…I don’t know how to not write. I go into a kind of fugue state when I finish the first draft of a manuscript. Intellectually, I know I’m done for now. I’ve reached the end of the story, and I know to tuck it in the drawer and come back with enough perspective so I can wave my little magic wand and rewrite the kinks out of it.
But in my heart I want to keep playing with it. I want to write the backstory to the big first kiss that started it all. I want to do more character work; I want to know MORE. I want to go back into that document and clean up those messy lines I left. Around ten thirty, eleven at night, I get this pang. Because that’s when Charlie, my protagonist, wants to sit down with a few fingers of scotch, play his Frank Sinatra albums, and tell me stories. I miss him. I know that I’ll be with this universe of characters for six, seven, eight drafts. It’s not like I have to say goodbye right now. And maybe when I do that rewriting I’ll need to write new material and I’ll need to call on him again. (I do love when that happens!) But for now, I need the separation. I need the break. My writing mind is tired and needs to do other things.

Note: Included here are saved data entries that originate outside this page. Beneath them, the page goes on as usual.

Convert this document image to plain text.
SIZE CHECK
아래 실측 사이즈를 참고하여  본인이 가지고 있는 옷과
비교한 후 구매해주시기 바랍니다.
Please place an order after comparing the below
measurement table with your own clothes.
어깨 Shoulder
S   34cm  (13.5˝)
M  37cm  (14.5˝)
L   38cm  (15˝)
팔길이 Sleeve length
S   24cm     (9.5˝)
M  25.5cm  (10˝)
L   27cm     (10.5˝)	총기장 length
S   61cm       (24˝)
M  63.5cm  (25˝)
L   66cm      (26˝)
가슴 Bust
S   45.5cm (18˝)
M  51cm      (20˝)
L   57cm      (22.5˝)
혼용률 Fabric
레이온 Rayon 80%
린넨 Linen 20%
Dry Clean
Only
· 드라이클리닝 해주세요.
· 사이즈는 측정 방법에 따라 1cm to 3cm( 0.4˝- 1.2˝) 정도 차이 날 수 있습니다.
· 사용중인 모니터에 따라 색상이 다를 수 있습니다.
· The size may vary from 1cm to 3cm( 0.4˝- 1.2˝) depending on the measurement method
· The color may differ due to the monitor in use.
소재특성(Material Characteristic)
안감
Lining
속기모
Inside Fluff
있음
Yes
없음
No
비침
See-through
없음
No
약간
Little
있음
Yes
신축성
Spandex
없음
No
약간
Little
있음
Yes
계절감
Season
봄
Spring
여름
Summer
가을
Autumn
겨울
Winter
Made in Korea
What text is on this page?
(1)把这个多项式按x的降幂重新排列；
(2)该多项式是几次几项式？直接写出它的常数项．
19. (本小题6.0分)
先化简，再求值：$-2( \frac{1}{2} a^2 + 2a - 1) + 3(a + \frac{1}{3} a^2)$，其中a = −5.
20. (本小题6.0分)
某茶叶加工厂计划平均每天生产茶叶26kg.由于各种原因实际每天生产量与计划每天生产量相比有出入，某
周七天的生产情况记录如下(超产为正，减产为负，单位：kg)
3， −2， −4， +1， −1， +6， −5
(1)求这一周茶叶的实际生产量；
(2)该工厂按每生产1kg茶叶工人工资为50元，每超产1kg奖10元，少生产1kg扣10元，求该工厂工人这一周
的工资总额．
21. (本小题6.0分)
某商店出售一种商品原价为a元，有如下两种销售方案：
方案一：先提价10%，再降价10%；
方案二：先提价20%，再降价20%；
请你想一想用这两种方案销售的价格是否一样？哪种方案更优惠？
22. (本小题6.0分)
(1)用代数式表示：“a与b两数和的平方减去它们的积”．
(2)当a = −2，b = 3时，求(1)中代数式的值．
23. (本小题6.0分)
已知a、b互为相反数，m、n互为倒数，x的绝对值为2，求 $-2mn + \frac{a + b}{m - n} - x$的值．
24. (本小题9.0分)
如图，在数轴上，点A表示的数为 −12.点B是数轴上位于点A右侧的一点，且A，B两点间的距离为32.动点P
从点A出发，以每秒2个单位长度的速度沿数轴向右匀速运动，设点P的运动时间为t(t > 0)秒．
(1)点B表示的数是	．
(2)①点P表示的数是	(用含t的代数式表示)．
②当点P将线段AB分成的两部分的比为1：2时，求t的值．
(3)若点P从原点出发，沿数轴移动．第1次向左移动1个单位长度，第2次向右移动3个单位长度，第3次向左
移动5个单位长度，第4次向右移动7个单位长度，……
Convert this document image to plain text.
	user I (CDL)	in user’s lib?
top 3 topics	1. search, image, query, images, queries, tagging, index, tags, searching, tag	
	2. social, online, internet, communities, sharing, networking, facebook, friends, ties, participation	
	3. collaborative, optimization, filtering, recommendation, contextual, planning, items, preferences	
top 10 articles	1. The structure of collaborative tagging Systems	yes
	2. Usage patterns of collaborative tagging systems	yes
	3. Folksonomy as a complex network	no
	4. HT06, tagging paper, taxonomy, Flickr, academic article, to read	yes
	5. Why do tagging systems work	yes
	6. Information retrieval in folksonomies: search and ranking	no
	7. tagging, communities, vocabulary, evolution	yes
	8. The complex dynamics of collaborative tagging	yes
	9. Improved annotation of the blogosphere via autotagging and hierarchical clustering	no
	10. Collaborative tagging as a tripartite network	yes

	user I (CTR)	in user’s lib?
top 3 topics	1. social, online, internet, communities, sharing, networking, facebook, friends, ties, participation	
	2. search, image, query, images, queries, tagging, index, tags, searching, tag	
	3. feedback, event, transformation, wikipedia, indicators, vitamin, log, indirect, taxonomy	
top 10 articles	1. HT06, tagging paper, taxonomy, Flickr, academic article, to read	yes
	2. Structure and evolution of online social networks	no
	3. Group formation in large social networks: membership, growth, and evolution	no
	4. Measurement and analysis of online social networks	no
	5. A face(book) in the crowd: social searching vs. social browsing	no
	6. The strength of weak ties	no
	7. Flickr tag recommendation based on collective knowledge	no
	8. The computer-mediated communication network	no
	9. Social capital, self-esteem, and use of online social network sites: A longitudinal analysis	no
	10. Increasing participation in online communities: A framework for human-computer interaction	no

Okay, I cried. It feels that real to me.
Maybe the novel isn’t the only thing that needs perspective. Maybe I do, too. I love my work, editing and writing, and the three months I spent working on the first draft of this story have been intensely rewarding and a continual surprise. I learned that I can (sort of) work from an outline. That I can (sort of) write a sequel. And that (maybe) I can write from the POV of several people I will never be. Although sitting in front of the keyboard day and night not only makes this Jill a dull girl but also means forking out extra for chiropractic adjustments.
So I’ll take my break. At least from this story. And then I’ll come back to my people, pour a virtual scotch, and see where they take me next.